"Sheepin Around"

  • Details

    Original Frame  From River Oaks estate.


  • Biography

    Johnnie Swearingen (1908-1993)

    The following was compiled and written by Perryman Collins:
    Reverend Johnnie Swearingen was born August 27, 1908 in a rural African American community outside of Chappell Hill, in Washington County, Texas
     
    He died January 14, 1993 in Brenham, Texas
     
    He painted at his home in Brenham, Texas
     
    He is best known for his often colorful primitive oil paintings of rural Texas landscape encompassing the people who lived and worked there.
     
    His style of work can best be described as primitive realism.
     
    Worked early on with just about any pigmented material he could find.  Later, he was to work entirely in oil paint.
     
    His work is in the permanent public collections of:
    Museum of American Art, Smithsonian Institute, Washington, D.C.
    The Menil Collection, Houston, TX
    New Orleans Museum of Art, New Orleans, LA
    Museum of Southeast Texas, Beaumont, TX
    Blanton Museum of Art, Austin,TX  (formerly Huntington Museum)
    Chappell Hill Historical Society, Chappell Hill, TX
    African American Museum, Dallas, TX
     
    Exhibitions 1995-1999:
     
    1999  "Black Texas Folk Artists", African American Museum, Dallas,TX
     
    1998  "Spirited Journeys--Self-Taught Texas Artists of the Twentieth-Century",  Huntington Art Gallery, University of Texas, Austin, TX   Curated by Lynne Adele (traveling exhibition and catalog).
     
    "Folk Art From the Menil Collection"  the Menil Collection, Houston, TX,  Curated by Paul Winkler
    "I Make Pictures" The Masterful Paintings of Reverend Johnnie S. Swearingen, African American Museum, Dallas, TX (traveling to Intuit in Chicago)
     
    "Reverend Johnnie S. Swearingen" from the collection of The Chappell Hill Historical Association Yard Dog Gallery, Austin, TX
     
    1997  "Texas Folk Art" (catalog) Sam Houston State University, Huntsville, TX, Curated by Stephanie Smither
     
    1996  "Wind in My Hair" National Museum of Visionary Art, Baltimore, MD, Curated by Susanne Theis
     
    1995  "Tree of Life (catalog) National Museum of Visionary Art, Baltimore, MD, Curated by Roger Manley
     
    "Pictured in My Mind" Contemporary American Self-Taught Art from the Collection of Dr.Kurt Gitter and Alice Rae Yelen Birmingham Museum of Art, Alabama (catalog)
     
    Born into a sharecropper's family and always associated with the land and rural people, he became firmly attached to them and they were to become the foundation of his art . Little is known about his early years but one can only surmise, when viewing his paintings, that he worked with his family in the fields.

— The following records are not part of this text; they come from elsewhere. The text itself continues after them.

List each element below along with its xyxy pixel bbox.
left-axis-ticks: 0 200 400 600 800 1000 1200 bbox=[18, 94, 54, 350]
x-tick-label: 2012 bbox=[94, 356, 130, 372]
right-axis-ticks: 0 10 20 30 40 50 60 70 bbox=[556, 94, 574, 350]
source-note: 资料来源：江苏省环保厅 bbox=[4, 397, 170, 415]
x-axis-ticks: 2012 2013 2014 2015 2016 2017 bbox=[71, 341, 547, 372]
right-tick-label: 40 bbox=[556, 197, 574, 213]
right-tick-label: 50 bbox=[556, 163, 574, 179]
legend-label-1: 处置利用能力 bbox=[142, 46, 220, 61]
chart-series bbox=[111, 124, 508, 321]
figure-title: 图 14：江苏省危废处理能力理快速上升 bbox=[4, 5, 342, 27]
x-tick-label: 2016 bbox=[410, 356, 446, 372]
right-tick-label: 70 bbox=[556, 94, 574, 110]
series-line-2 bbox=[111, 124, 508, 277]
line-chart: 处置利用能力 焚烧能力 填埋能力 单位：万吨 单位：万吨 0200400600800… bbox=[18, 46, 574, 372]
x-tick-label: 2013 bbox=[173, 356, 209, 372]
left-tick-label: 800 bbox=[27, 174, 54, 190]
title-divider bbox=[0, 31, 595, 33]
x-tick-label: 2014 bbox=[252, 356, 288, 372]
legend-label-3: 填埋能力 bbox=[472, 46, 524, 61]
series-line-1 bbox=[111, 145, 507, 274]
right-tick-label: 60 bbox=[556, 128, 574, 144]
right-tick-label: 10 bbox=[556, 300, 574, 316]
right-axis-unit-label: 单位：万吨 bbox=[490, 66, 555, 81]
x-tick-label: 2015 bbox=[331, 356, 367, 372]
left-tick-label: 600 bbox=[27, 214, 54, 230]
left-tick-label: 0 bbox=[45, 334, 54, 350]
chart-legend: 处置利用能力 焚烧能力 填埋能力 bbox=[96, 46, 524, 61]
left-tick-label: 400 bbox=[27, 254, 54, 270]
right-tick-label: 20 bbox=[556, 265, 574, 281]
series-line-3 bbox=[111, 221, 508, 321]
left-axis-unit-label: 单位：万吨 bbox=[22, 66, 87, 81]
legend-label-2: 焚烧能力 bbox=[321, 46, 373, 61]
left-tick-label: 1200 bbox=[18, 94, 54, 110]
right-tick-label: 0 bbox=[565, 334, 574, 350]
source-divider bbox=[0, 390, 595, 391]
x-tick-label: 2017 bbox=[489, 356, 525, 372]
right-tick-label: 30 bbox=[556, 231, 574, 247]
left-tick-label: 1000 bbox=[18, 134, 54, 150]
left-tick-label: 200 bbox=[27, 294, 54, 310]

At some point in time he became known for his sermonizing and later completed a correspondence course at a Bible school. He then became an ordained minister but had no church and continued to work the soil.
     
    Following a failed marriage and the loss of an infant child in 1926, he moved to California where  he worked as a longshoreman. While there in 1948, he received word that his father was ill. He returned to Texas and resumed farming and began painting and preaching in and around Brenham. Although he had received Bible school corresdence courses, he had no training in any form of art. He was completely self -taught in art.
     
    He began painting on any material he could find and using any pigmented substance. Many of his early paintings were on cardboard from boxes, tin, tar paper,and any other substance that could be used as surface material.  Sometime the material he used for paint would literally take years to dry, if ever. In time he was to settle on oil paint and masonite. Many of his masonite paintings have a hole in the mid upper surface where he had affixed the blank piece of masonite to a tree or some other hard substance in order to paint on it. He began selling his paintings in various locations from his truck and from a roadside stand in front of his house. He obtained an easel and was then able to eliminate the nail hole. People began bringing stretched canvasses to him and most of his later paintings were on canvas. He signed most of his paintings with a characteristic black JSS or occasionally Rev JSS.
     
    His work was first formally exhibited in 1980 in Eyes of Texas: An Exhibition of Living Texas Folk Artists, University of Houston. He continued to paint up until he died in 1993.